Ace Hardware reports first quarter 2026 results

John Venhuizen, President and Chief Executive Officer of Ace Hardware Corp.
John Venhuizen, President and Chief Executive Officer of Ace Hardware Corp. | Ace Hardware Corp.
By J. A. Burr

Ace Hardware Corporation announced on May 13 its financial results for the first quarter of 2026, reporting record revenues of $2.5 billion, which is a 10.9 percent increase from the same period in 2025. The company also reported net income of $70.1 million for the quarter, up by $39.8 million compared to the prior year.

The company highlighted that these results reflect strong growth across multiple areas of its business and recognized achievements in customer service and franchise rankings during this period. Ace Hardware was ranked number one in home improvement on Forbes’ 2026 Best Customer Service List and placed fourth as the best franchise globally according to Entrepreneur Magazine.

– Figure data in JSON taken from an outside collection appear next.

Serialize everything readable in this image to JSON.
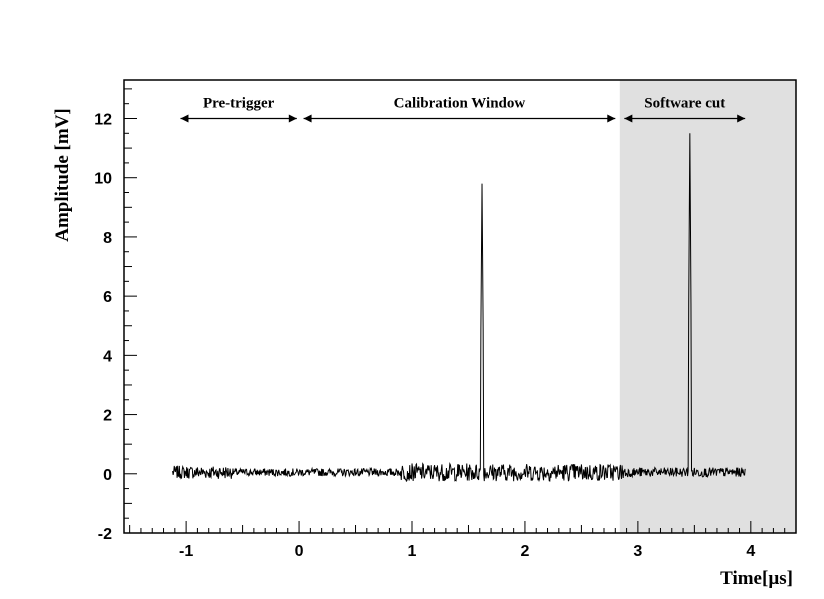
{
  "chart_data": {
    "type": "line",
    "title": "",
    "xlabel": "Time[µs]",
    "ylabel": "Amplitude [mV]",
    "xlim": [
      -1.55,
      4.4
    ],
    "ylim": [
      -2,
      13.3
    ],
    "x_ticks": [
      -1,
      0,
      1,
      2,
      3,
      4
    ],
    "x_tick_labels": [
      "-1",
      "0",
      "1",
      "2",
      "3",
      "4"
    ],
    "y_ticks": [
      -2,
      0,
      2,
      4,
      6,
      8,
      10,
      12
    ],
    "y_tick_labels": [
      "-2",
      "0",
      "2",
      "4",
      "6",
      "8",
      "10",
      "12"
    ],
    "grid": false,
    "shaded_region": {
      "x_start": 2.84,
      "x_end": 4.4,
      "color": "#e0e0e0"
    },
    "annotations": [
      {
        "label": "Pre-trigger",
        "x_start": -1.05,
        "x_end": -0.02,
        "y": 12.0
      },
      {
        "label": "Calibration Window",
        "x_start": 0.04,
        "x_end": 2.8,
        "y": 12.0
      },
      {
        "label": "Software cut",
        "x_start": 2.88,
        "x_end": 3.95,
        "y": 12.0
      }
    ],
    "series": [
      {
        "x_start": -1.12,
        "x_end": 3.95,
        "baseline": 0.05,
        "noise_segments": [
          {
            "x_from": -1.12,
            "x_to": -0.6,
            "amplitude": 0.22
          },
          {
            "x_from": -0.6,
            "x_to": 0.9,
            "amplitude": 0.13
          },
          {
            "x_from": 0.9,
            "x_to": 2.9,
            "amplitude": 0.3
          },
          {
            "x_from": 2.9,
            "x_to": 3.95,
            "amplitude": 0.16
          }
        ],
        "peaks": [
          {
            "x": 1.62,
            "y": 9.8
          },
          {
            "x": 3.46,
            "y": 11.5
          }
        ],
        "color": "#000000"
      }
    ]
  }
}
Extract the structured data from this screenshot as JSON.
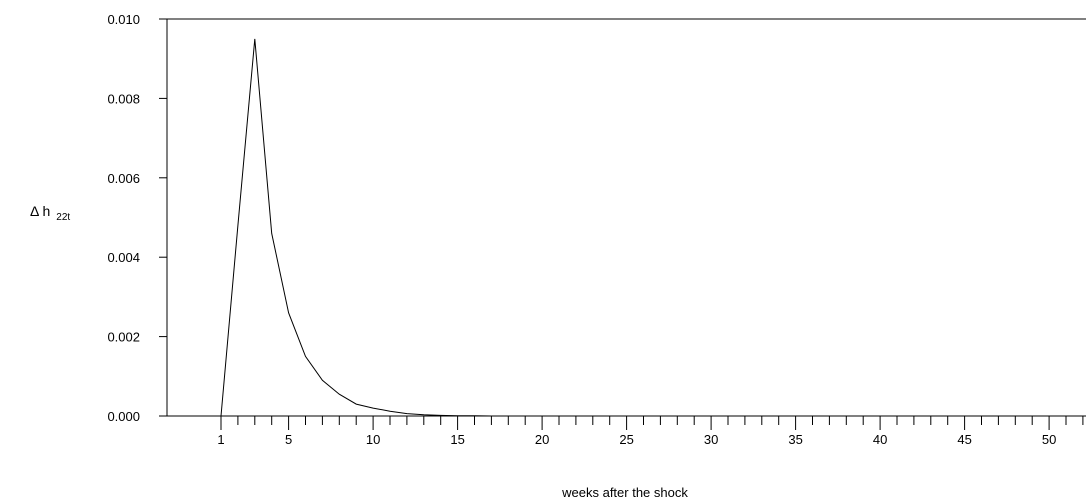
{
  "chart_data": {
    "type": "line",
    "title": "",
    "xlabel": "weeks after the shock",
    "ylabel": {
      "main": "Δ h",
      "subscript": "22t"
    },
    "xlim": [
      1,
      53
    ],
    "ylim": [
      0,
      0.01
    ],
    "x_tick_labels": [
      1,
      5,
      10,
      15,
      20,
      25,
      30,
      35,
      40,
      45,
      50
    ],
    "y_tick_labels": [
      "0.000",
      "0.002",
      "0.004",
      "0.006",
      "0.008",
      "0.010"
    ],
    "y_tick_values": [
      0,
      0.002,
      0.004,
      0.006,
      0.008,
      0.01
    ],
    "grid": false,
    "series": [
      {
        "x": [
          1,
          2,
          3,
          4,
          5,
          6,
          7,
          8,
          9,
          10,
          11,
          12,
          13,
          14,
          15,
          16,
          17,
          18,
          19,
          20,
          21,
          22,
          23,
          24,
          25,
          26,
          27,
          28,
          29,
          30,
          31,
          32,
          33,
          34,
          35,
          36,
          37,
          38,
          39,
          40,
          41,
          42,
          43,
          44,
          45,
          46,
          47,
          48,
          49,
          50,
          51,
          52
        ],
        "values": [
          0,
          0.0048,
          0.0095,
          0.0046,
          0.0026,
          0.0015,
          0.0009,
          0.00055,
          0.0003,
          0.0002,
          0.00012,
          6e-05,
          3e-05,
          1.5e-05,
          8e-06,
          4e-06,
          0,
          0,
          0,
          0,
          0,
          0,
          0,
          0,
          0,
          0,
          0,
          0,
          0,
          0,
          0,
          0,
          0,
          0,
          0,
          0,
          0,
          0,
          0,
          0,
          0,
          0,
          0,
          0,
          0,
          0,
          0,
          0,
          0,
          0,
          0,
          0
        ]
      }
    ]
  }
}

John Venhuizen, Chief Executive Officer of Ace Hardware Corporation, said, “Our record first quarter results reflect a simple truth: when we serve our neighbors with excellence and urgency, growth follows. Revenue up 10.9 percent, digital up 30 percent, and hardware format same-store sales up 6.1 percent with transactions rising 0.7 percent. Just as importantly, our team delivered a 129 percent increase in net income through strong growth and disciplined, judicious expense management, proof that being both fierce and frugal is still a winning formula.”

During the first quarter of 2026, approximately 4,000 Ace retailers who share daily retail sales data reported a U.S. retail same-store-sales increase of 4.9 percent due to higher average ticket values and increased transactions.

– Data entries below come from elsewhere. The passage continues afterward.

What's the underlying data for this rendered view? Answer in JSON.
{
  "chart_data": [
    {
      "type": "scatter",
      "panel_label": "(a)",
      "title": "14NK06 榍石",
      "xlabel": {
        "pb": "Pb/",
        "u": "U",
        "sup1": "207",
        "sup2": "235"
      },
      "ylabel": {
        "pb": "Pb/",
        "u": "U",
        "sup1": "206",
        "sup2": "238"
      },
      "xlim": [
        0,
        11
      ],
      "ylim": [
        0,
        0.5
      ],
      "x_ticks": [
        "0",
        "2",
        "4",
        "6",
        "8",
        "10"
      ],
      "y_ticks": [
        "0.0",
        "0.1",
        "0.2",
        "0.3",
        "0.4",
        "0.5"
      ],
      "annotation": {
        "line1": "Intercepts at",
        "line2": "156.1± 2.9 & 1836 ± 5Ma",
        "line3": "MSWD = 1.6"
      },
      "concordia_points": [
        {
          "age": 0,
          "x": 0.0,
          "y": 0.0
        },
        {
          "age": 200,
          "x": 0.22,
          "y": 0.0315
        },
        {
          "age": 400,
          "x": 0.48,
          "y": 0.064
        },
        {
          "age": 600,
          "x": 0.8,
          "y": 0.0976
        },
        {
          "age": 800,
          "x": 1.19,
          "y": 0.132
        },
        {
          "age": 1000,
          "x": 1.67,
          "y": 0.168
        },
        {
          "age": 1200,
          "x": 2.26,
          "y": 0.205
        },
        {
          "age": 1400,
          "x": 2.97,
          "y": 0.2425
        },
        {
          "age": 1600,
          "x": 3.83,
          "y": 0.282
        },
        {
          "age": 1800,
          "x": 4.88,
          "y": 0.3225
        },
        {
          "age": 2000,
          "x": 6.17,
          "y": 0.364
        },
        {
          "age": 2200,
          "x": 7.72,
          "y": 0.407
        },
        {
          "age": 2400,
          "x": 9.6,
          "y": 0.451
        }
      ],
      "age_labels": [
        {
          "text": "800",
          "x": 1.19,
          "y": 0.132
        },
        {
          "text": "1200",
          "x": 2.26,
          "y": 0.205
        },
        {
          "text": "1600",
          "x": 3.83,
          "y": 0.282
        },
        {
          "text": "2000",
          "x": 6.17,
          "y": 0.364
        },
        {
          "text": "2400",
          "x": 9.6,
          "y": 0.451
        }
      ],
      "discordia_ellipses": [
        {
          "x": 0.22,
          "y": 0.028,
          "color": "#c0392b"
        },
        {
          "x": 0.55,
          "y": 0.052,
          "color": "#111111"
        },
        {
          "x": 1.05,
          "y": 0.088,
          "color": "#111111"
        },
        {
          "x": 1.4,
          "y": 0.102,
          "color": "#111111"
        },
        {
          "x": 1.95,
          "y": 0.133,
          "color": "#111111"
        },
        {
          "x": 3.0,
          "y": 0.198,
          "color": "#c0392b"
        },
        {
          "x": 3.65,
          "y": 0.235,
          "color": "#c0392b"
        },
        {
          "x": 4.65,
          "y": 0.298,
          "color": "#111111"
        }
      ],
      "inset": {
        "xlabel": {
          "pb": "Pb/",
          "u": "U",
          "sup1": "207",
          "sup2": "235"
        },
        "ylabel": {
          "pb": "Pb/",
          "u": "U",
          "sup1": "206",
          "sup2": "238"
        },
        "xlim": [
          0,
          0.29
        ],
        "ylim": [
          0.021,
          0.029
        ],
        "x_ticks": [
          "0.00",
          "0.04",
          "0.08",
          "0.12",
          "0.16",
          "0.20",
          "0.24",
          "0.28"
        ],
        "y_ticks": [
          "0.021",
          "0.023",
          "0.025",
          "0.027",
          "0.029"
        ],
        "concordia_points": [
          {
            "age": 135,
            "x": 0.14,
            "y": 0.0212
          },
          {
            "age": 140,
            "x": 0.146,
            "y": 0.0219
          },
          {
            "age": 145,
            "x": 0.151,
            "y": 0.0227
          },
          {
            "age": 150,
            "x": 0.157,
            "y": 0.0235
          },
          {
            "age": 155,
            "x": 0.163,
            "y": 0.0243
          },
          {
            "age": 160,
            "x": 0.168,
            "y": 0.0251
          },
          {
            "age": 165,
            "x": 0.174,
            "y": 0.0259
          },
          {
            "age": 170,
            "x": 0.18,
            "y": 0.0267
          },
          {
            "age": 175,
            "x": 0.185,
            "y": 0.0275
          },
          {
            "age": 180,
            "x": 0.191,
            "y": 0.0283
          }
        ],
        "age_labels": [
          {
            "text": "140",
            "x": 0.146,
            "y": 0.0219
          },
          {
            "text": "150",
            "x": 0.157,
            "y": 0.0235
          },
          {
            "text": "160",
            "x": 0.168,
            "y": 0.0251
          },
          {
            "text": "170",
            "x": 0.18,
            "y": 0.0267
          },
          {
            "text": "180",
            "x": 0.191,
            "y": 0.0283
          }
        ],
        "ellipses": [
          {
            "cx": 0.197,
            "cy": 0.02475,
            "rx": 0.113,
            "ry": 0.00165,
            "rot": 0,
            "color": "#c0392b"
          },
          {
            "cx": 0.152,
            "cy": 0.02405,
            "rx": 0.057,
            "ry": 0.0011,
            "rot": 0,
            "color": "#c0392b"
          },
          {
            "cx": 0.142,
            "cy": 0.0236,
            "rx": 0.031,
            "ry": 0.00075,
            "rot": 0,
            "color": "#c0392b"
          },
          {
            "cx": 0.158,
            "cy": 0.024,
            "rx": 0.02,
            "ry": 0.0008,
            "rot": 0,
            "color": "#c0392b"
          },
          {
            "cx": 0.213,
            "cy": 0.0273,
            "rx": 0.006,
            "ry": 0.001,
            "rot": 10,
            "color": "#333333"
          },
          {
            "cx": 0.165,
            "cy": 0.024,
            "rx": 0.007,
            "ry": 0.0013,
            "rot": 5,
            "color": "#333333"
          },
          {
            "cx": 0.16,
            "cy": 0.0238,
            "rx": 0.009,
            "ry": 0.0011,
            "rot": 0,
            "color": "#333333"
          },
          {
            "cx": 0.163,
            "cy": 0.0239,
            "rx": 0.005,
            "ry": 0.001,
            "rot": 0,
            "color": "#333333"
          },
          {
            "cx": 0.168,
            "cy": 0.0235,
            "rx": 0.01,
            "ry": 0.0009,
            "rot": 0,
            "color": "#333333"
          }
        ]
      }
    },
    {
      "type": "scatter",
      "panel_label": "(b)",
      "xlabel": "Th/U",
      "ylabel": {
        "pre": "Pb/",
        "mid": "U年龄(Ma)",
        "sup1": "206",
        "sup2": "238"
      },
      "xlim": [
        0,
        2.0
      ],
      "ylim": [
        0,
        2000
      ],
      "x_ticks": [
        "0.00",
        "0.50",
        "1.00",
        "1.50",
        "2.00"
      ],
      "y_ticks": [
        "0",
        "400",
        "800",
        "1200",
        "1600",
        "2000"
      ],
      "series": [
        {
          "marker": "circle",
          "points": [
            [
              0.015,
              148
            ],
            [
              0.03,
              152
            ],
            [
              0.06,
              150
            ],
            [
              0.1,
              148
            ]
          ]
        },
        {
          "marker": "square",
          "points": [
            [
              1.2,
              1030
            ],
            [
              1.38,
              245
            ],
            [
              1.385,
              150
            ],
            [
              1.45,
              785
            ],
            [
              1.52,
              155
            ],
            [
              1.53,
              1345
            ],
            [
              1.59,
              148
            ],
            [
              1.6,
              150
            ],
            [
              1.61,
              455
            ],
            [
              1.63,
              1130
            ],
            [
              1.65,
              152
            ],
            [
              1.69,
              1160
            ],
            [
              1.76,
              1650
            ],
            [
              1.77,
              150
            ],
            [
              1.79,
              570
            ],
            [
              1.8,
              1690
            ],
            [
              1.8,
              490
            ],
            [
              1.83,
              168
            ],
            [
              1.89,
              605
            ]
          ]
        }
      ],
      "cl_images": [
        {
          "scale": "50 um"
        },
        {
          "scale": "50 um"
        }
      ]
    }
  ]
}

Consolidated revenues included wholesale revenues totaling $2.3 billion—an increase driven by gains in outdoor power equipment, lawn and garden products, and power tools—as well as retail revenues from Ace Retail Holdings (ARH) at $185.8 million after opening new stores since late-2024.

The company added a net total of sixteen domestic stores during the quarter—35 new store openings offset by nineteen closures—bringing its total domestic store count to over five thousand at the end of March.

Gross profit for wholesale operations rose to $305.8 million while retail gross profit reached $88.6 million; operating expenses remained largely stable relative to revenue growth at both wholesale and retail levels.

Receivables increased compared to last year due to higher sales volumes while inventories decreased following efforts to reduce overstock inventory levels; long-term debt also rose slightly over this period.